Whether you’re rallying support for a new innovation idea, seeking investors for a new business, partners to help sell your services, or new prospects to fill your pipeline, an effective elevator pitch is critical.

And although it’s fine to tinker with the specific words and delivery over time, we should all have a specific, crisp and pre-meditated understanding of what we want to say, what we want that to communicate, and what impression and/or next step we want to drive with the recipient.

Below are nine specific best practices I believe will help lead to more effective, successful elevator pitches that energize and mobilize your audience.

1. Answer the right question

The typical starting point for giving your elevator pitch is the question, “What do you do?” Don’t answer that question, at least not directly. Instead, assume you have been asked the question “Tell me what you do for your customers.” What’s what they really want to know, and it’s the best way to show what you do, vs. describing how you do it.

2. Clarify the problem you’re solving

Don’t assume that your audience understands the nature or scope of the problem. Succinctly summarize what’s wrong with the current environment. Paint a picture of the current pain, or future pain, your target audience is heading towards if they don’t do something different. This can be a general problem statement, or quick reference to an expected future situation or result that’s clearly unacceptable.

3. Focus on benefits & outcomes, not solutions

Focus on the ends, not the means. Describe what you’ll enable for your customers, not how you get them there. I don’t want to buy a drill, I want to buy holes. Nobody really wants to hire a sales & marketing consultant, they just want more sales. If you sell sales, talk about that outcome and what it can mean for the customer’s business or life.

4. Make your “we do this by” statement short

Of course, you do something to achieve that magical outcome. And it’s important to reference how you get there. Just do it quickly. This is an elevator pitch, not a full business summary. More details on how you do it can come later.

5. Give a proof of concept example with metrics

Back up your benefit/outcome statements with proof that you’ve done it before and can do it again. Give a short example or two of a current or past customer, what you achieved for them in quantifiable terms. This, quickly, will bring your value proposition to life and make it real.

6. Make eye contact, smile, be engaged

I can’t tell you how many people I’ve seen use the right words, but with no energy. With their head down. With little to no clear passion for what they’re doing. Eyes wandering all over the place. Look the recipient of your elevator pitch in the eye, and keep their undivided attention. Pull them in with your words, as well as your physical reaction and emotions as you tell your story.

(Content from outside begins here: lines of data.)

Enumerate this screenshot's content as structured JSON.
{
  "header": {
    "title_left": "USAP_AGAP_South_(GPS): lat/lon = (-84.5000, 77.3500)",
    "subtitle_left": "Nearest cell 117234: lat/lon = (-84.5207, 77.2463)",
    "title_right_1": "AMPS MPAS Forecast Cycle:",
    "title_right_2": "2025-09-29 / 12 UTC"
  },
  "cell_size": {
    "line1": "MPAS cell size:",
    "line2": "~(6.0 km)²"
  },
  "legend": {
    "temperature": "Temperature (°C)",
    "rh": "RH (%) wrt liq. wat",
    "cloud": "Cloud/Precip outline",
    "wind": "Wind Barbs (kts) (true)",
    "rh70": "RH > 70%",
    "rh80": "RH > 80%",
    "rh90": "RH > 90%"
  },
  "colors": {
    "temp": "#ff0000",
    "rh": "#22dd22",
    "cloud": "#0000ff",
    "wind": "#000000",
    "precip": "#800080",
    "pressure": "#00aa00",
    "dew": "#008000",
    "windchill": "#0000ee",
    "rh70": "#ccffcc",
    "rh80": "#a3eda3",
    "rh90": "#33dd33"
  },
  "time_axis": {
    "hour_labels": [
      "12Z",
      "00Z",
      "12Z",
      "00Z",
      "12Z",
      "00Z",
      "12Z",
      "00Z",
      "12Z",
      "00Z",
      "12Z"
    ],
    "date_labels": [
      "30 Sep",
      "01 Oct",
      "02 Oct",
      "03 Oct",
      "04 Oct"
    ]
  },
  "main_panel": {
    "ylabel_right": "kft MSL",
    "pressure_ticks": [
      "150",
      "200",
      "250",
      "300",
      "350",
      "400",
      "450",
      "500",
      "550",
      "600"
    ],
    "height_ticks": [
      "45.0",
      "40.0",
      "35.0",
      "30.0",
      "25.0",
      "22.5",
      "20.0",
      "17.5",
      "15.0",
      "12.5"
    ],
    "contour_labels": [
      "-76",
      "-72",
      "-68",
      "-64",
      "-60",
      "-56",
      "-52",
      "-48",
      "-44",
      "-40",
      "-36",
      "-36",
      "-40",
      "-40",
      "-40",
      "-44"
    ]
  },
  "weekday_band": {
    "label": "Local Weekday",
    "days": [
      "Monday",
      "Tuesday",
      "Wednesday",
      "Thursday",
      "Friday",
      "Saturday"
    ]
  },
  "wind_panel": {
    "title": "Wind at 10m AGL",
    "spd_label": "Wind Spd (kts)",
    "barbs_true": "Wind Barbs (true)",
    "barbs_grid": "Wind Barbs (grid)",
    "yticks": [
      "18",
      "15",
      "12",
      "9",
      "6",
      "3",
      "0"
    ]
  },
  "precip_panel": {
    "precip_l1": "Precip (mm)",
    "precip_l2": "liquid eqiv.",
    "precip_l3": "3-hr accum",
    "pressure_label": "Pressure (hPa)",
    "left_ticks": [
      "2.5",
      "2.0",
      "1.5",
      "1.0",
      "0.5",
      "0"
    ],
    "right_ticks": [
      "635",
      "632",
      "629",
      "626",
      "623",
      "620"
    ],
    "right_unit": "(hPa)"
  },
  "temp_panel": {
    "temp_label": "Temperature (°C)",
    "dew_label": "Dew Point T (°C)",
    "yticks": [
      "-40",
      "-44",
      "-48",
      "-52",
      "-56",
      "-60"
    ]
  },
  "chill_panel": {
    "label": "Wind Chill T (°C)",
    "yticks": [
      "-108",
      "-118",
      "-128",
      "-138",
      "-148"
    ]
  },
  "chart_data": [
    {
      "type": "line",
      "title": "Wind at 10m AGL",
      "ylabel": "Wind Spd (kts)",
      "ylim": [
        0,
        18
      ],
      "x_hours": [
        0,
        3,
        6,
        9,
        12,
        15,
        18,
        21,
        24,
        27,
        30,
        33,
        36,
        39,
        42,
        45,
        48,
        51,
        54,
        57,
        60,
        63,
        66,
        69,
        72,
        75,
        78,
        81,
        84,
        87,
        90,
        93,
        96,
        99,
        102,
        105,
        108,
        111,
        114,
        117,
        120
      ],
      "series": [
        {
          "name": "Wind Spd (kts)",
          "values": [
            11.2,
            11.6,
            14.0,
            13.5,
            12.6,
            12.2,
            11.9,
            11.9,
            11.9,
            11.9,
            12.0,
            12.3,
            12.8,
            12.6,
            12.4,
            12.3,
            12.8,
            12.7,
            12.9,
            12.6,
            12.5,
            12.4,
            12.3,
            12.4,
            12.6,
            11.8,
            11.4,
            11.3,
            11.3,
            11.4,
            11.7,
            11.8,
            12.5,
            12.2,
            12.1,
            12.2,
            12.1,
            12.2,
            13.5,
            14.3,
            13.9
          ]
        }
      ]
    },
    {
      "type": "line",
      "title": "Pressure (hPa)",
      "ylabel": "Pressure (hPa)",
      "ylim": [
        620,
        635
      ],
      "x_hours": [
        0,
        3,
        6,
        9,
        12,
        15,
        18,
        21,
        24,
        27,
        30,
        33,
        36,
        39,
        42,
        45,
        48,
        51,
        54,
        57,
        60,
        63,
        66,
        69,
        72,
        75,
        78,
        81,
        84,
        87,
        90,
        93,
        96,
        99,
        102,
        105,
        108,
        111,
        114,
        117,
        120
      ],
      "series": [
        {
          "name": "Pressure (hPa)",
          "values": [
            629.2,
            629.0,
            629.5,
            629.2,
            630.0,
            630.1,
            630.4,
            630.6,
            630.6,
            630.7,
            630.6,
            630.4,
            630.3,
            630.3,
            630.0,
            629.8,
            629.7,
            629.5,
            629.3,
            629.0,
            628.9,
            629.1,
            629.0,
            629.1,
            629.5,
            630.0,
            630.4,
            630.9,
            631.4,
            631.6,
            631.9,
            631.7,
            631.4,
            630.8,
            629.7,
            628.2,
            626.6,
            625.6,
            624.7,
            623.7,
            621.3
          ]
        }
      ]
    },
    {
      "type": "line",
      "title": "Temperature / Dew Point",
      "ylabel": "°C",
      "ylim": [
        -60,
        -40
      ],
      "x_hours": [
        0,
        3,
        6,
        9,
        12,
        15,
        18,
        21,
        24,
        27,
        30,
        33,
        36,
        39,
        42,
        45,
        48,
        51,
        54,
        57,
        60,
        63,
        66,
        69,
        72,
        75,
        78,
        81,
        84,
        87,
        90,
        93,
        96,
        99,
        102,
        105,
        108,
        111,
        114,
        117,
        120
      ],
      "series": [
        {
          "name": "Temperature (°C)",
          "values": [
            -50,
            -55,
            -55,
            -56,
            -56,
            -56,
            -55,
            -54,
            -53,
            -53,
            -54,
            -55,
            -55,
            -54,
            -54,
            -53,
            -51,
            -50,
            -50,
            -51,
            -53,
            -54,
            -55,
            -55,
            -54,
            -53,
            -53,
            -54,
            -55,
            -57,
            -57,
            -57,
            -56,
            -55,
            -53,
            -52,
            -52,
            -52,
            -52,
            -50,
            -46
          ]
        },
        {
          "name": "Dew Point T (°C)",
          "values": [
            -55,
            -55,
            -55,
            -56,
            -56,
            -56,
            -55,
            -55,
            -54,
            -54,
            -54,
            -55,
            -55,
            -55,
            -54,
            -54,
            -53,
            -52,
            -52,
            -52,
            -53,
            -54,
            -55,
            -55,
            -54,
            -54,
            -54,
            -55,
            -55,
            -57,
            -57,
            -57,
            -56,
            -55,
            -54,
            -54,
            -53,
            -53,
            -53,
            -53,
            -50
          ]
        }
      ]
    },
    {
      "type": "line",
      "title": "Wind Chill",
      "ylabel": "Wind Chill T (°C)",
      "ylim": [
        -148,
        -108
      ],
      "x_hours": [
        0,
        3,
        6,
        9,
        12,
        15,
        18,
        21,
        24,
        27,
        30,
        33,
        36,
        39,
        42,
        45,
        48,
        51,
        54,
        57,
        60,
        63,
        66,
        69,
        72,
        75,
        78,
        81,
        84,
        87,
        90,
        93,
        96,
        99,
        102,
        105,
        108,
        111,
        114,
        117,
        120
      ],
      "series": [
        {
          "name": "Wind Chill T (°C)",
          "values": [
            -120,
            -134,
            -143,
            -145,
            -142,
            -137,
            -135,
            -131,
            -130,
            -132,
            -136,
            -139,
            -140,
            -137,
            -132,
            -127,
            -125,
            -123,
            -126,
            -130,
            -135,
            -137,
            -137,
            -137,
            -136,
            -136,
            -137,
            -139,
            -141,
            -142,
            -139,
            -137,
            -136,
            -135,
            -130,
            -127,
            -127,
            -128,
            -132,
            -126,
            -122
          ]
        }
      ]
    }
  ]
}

7. Choreograph your body language and arm movements

This may feel a little awkward at first, but it can make a huge difference. Think about how specific gestures, arm movements, basically any relevant physical movement can accentuate the points you’re making. Work on different options for how these movements might work, run them by someone else who knows your story to make sure they work, and practice them until they feel natural.

8. With video specifically, use a visual or prop (and more than one speaker)

Props might be a little weird for off-the-cuff elevator pitch requests, but in a prepared video it will make you stand out and further bring your story to life. That said, is there something small but significant you could keep in a jacket pocket at all times that serves as a prop or metaphor to help explain what you’re doing? Also, especially in video format, featuring more than one speaker can keep the viewer’s attention more successfully if there’s a natural transition between each speaker’s content and role.

9. Invite next steps (but don’t go for the close)

The next step (or call to action) doesn’t have to be specifically for whomever you’re sharing your elevator pitch with. Maybe you offer a free consultation with any new, prospective customer. Maybe there’s an audit tool you offer that helps quantify the specific opportunity and potential outcome. Figure out the specific offer or “ask” that doesn’t go for the hard close, but invites the listener or recipient of your pitch to engage further and ask for more.